Le test WST-1 a été utilisé pour évaluer davantage la prolifération des fibroblastes sur le TaO _x nanotubes de différents diamètres. La figure 8 montre la comparaison des densités optiques mesurées à partir des résultats du test WST-1. Nous constatons que la prolifération cellulaire est la plus élevée pour le TaO _{x de 35 nm de diamètre} échantillon de nanotubes. Cependant, il n'y a pas de différence significative entre le groupe Ta et TaO _x réseaux de nanotubes. De plus, la prolifération cellulaire et la mouillabilité de surface présentent une tendance presque similaire avec le TaO _x diamètres des nanotubes. Cette observation suggère que non seulement le diamètre des nanotubes mais aussi la mouillabilité de la surface influencent fortement l'adhésion cellulaire et l'étalement qui s'ensuit. En d'autres termes, par rapport aux nanotubes de 35 nm de diamètre, ceux de 20 nm de diamètre peuvent donner plus de points focaux pour les cellules fibroblastiques, mais sa plus faible hydrophilie élimine certains contacts focaux efficaces et entrave ainsi l'attachement cellulaire. Finalement, le TaO _{x de 35 nm de diamètre} les nanotubes révèlent la biocompatibilité la plus élevée parmi tous les échantillons.
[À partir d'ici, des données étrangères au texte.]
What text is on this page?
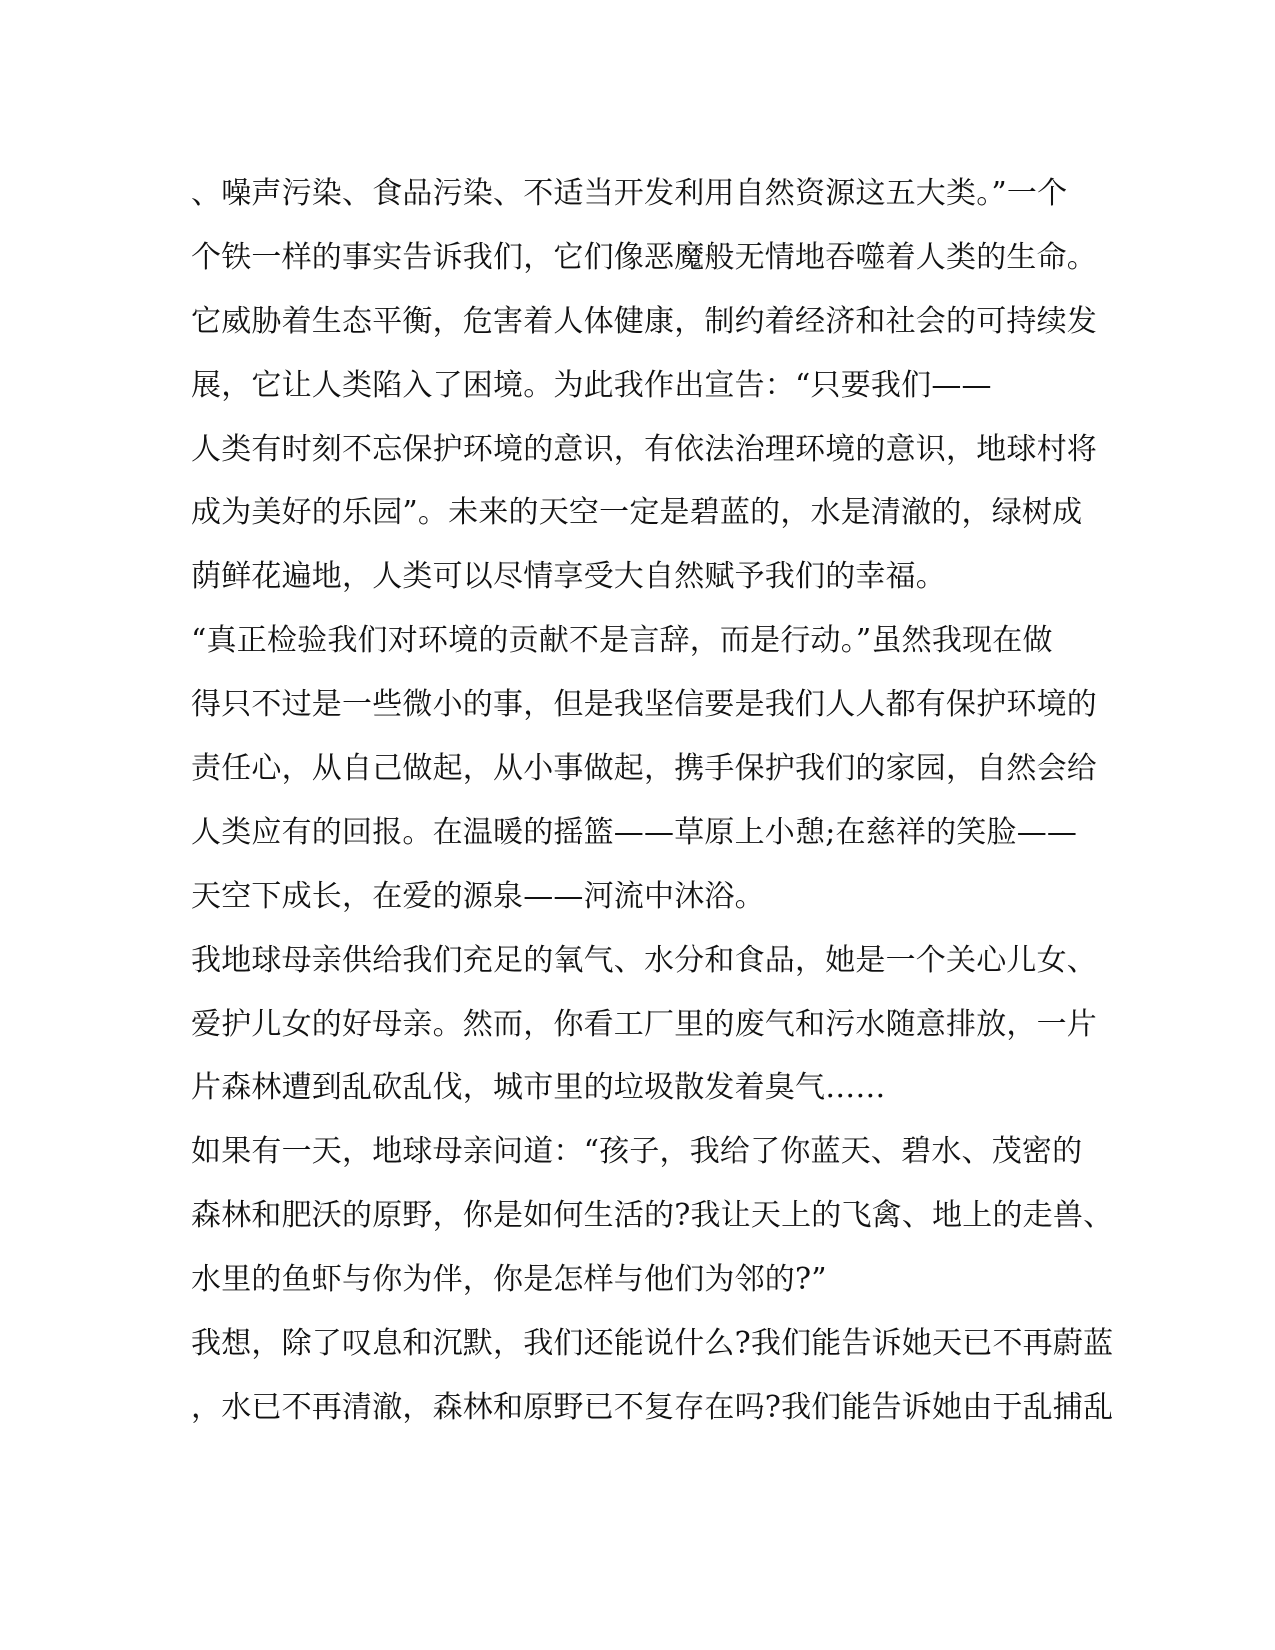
、噪声污染、食品污染、不适当开发利用自然资源这五大类。”一个
个铁一样的事实告诉我们，它们像恶魔般无情地吞噬着人类的生命。
它威胁着生态平衡，危害着人体健康，制约着经济和社会的可持续发
展，它让人类陷入了困境。为此我作出宣告：“只要我们——
人类有时刻不忘保护环境的意识，有依法治理环境的意识，地球村将
成为美好的乐园”。未来的天空一定是碧蓝的，水是清澈的，绿树成
荫鲜花遍地，人类可以尽情享受大自然赋予我们的幸福。
“真正检验我们对环境的贡献不是言辞，而是行动。”虽然我现在做
得只不过是一些微小的事，但是我坚信要是我们人人都有保护环境的
责任心，从自己做起，从小事做起，携手保护我们的家园，自然会给
人类应有的回报。在温暖的摇篮——草原上小憩;在慈祥的笑脸——
天空下成长，在爱的源泉——河流中沐浴。
我地球母亲供给我们充足的氧气、水分和食品，她是一个关心儿女、
爱护儿女的好母亲。然而，你看工厂里的废气和污水随意排放，一片
片森林遭到乱砍乱伐，城市里的垃圾散发着臭气……
如果有一天，地球母亲问道：“孩子，我给了你蓝天、碧水、茂密的
森林和肥沃的原野，你是如何生活的?我让天上的飞禽、地上的走兽、
水里的鱼虾与你为伴，你是怎样与他们为邻的?”
我想，除了叹息和沉默，我们还能说什么?我们能告诉她天已不再蔚蓝
，水已不再清澈，森林和原野已不复存在吗?我们能告诉她由于乱捕乱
Densités optiques (QD) mesurées après la culture de cellules fibroblastiques humaines sur feuille de Ta et TaO _{x auto-organisé} nanotubes de différents diamètres. Les valeurs OD avec leurs écarts types sont répertoriées dans un tableau joint

Conclusions

En conclusion, ce travail étudie la biocompatibilité du TaO _{x anodisé} nanotubes avec différents diamètres de nanotubes. Tout TaO _{x anodisé} les nanotubes ont été identifiés comme étant principalement en phase amorphe. Nous discutons de la transition de la mouillabilité de surface avec TaO _x diamètres des nanotubes basés sur le modèle de Wenzel. L'évaluation de la biocompatibilité in vitro indique en outre que les cellules fibroblastiques présentent un comportement dépendant de la mouillabilité évident sur le TaO _x réseaux de nanotubes. Le TaO _{x de 35 nm de diamètre} les matrices de nanotubes révèlent la meilleure biocompatibilité parmi tous les échantillons de nanotubes. Cette amélioration pourrait être attribuée aux points focaux très denses fournis par TaO _x nanotubes en raison d'une plus grande hydrophilie de surface. Cette étude démontre que la biocompatibilité dans Ta peut être améliorée en formant TaO _x réseaux de nanotubes avec un diamètre de nanotube et une rugosité géométrique appropriés.